Kurumların değerleri ile iş yapış biçimleri arasında tutarsızlıklar mevcutsa, bu durum kuruma olan, inancı ve güveni, dolayısıyla itibarı sarsar. Ayrıca söz konusu kurumun çalışanlarına ve bu kurumla iş yapan tedarikçilere de zarar verme riski de olabilir. Telafisi mümkün olmayan vahim durumlar, samimiyetsizlikten ve tutarsızlıktan kaynaklanıyor.

“GREENWASHING” İLE  “- MIŞ GİBİ YAPANLAR” ER YA DA GEÇ ANLAŞILIYOR

Çevre dostu veya sürdürülebilirlikle ilgili olumlu bir imaj oluşturmak için yanıltıcı veya abartılı reklam, pazarlama veya halkla ilişkiler faaliyetlerini kapsayan bu masallar literatürde “greenwashing” (Yeşil Aklama) olarak adlandırılıyor.

Ürünleri, hizmetleri veya iş uygulamalarıyla ilgili çevresel veya toplumsal etkilerini örtbas etmek veya abartmak için “greenwashing” yöntemlerini kullanan büyüklü küçüklü şirketlerle ilgili haberlerle zaman zaman hepimiz karşılaşıyoruz.

Tüketicileri yanıltarak bir şirketin veya ürünün çevre dostu olduğuna inandırmak amacıyla yeşil semboller, sertifikalar, yanıltıcı reklam sloganları veya boş iddialar gibi yöntemlerle iletişim kurmaya çalışan, diğer bir deyişle “greenwashing” yaparak tüketiciyi yanlış yönlendiren, çevresel sorunları hafife alan veya önemli bir çevresel etki yaratmadan sadece “pozitif algı” oluşturmaya çalışan “bozacı”lara ve yaptıkları yüzeysel araştırmalar ve hazırladıkları eksik raporlar ile onlara şahitlik eden “şıracı”ların da günü geldiğinde ektiklerini biçeceğine ve özü sözü bir olan ama bu gürültüde sesini duyuramayan şirketlerin hak ettiği konuma geleceğine inancım sonsuz.
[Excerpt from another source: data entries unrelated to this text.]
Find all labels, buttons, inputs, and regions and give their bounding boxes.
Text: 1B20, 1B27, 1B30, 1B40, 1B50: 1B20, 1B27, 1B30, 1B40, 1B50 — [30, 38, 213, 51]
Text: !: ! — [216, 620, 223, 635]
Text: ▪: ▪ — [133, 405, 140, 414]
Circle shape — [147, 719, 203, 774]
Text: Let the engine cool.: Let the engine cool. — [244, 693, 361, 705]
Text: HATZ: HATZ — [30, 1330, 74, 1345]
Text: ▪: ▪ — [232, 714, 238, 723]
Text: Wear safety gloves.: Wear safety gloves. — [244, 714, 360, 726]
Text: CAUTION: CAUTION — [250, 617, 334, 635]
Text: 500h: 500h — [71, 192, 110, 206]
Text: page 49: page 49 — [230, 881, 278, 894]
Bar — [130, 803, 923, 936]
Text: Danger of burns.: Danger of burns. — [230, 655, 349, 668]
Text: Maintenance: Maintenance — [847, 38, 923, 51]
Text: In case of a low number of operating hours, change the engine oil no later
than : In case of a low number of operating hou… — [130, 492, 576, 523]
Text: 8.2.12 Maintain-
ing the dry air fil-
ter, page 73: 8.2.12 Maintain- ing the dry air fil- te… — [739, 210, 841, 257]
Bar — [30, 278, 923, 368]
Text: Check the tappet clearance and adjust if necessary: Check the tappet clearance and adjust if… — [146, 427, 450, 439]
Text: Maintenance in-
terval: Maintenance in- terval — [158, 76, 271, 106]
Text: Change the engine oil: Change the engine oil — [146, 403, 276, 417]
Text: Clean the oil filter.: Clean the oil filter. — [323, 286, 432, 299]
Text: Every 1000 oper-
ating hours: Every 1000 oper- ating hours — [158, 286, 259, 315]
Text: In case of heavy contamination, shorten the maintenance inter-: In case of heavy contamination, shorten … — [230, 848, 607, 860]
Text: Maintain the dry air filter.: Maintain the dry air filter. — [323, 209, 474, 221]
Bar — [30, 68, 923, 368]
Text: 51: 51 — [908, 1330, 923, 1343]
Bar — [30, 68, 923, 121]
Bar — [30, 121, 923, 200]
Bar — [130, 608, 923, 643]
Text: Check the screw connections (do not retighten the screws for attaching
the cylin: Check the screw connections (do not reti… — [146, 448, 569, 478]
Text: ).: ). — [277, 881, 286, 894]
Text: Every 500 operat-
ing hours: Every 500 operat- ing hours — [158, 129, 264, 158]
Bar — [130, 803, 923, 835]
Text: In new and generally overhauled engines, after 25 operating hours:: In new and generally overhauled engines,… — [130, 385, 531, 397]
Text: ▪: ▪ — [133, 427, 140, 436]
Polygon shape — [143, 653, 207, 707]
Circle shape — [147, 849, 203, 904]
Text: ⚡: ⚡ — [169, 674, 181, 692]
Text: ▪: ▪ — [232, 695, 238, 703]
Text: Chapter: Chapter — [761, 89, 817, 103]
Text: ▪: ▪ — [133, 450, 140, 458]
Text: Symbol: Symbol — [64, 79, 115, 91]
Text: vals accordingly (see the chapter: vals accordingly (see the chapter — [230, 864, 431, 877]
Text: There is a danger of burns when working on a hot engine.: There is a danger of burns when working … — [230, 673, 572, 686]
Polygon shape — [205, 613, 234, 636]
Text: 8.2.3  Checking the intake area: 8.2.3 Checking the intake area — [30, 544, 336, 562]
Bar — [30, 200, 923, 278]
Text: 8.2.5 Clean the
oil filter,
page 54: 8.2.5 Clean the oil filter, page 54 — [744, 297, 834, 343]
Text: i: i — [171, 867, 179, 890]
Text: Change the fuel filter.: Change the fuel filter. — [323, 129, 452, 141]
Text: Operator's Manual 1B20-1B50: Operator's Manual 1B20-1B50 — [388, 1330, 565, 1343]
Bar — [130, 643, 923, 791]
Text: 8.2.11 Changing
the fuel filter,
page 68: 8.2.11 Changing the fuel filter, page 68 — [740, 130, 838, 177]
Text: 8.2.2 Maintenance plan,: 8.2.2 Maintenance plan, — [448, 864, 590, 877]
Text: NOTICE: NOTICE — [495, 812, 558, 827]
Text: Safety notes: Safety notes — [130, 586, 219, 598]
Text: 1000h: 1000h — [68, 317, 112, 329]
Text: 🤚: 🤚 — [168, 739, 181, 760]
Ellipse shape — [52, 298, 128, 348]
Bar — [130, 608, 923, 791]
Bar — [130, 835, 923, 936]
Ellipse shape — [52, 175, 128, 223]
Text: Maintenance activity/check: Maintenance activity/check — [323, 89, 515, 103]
SÖZ KONUSU İNŞAAT OLDUĞUNDA SÜRDÜRÜLEBİLİRLİK MÜMKÜN MÜ?

Evet, projelerini kolektif bir bilinçle hayata geçiren inşaat firmaları için sürdürülebilirlik elbette ki mümkün. Çevresel, sosyal ve ekonomik açılardan sürdürülebilirlik ilkelerini benimseyerek daha çevre dostu ve etik uygulamaları hedefleyen inşaat firmaları var.

İşte inşaat sektöründe sürdürülebililik için bazı önemli adımlar:

Yeşil Binalar: Enerji verimliliği, su tasarrufu, doğal ışık kullanımı, geri dönüştürülebilir malzemelerin kullanımı gibi özelliklerle çevreye daha az etki bırakan ve kaynakları daha verimli kullanan yapılara “Yeşil Bina” deniliyor. Yeşil binaların tasarımı, inşası ve işletilmesi sürdürülebilirlik hedeflerini destekliyor.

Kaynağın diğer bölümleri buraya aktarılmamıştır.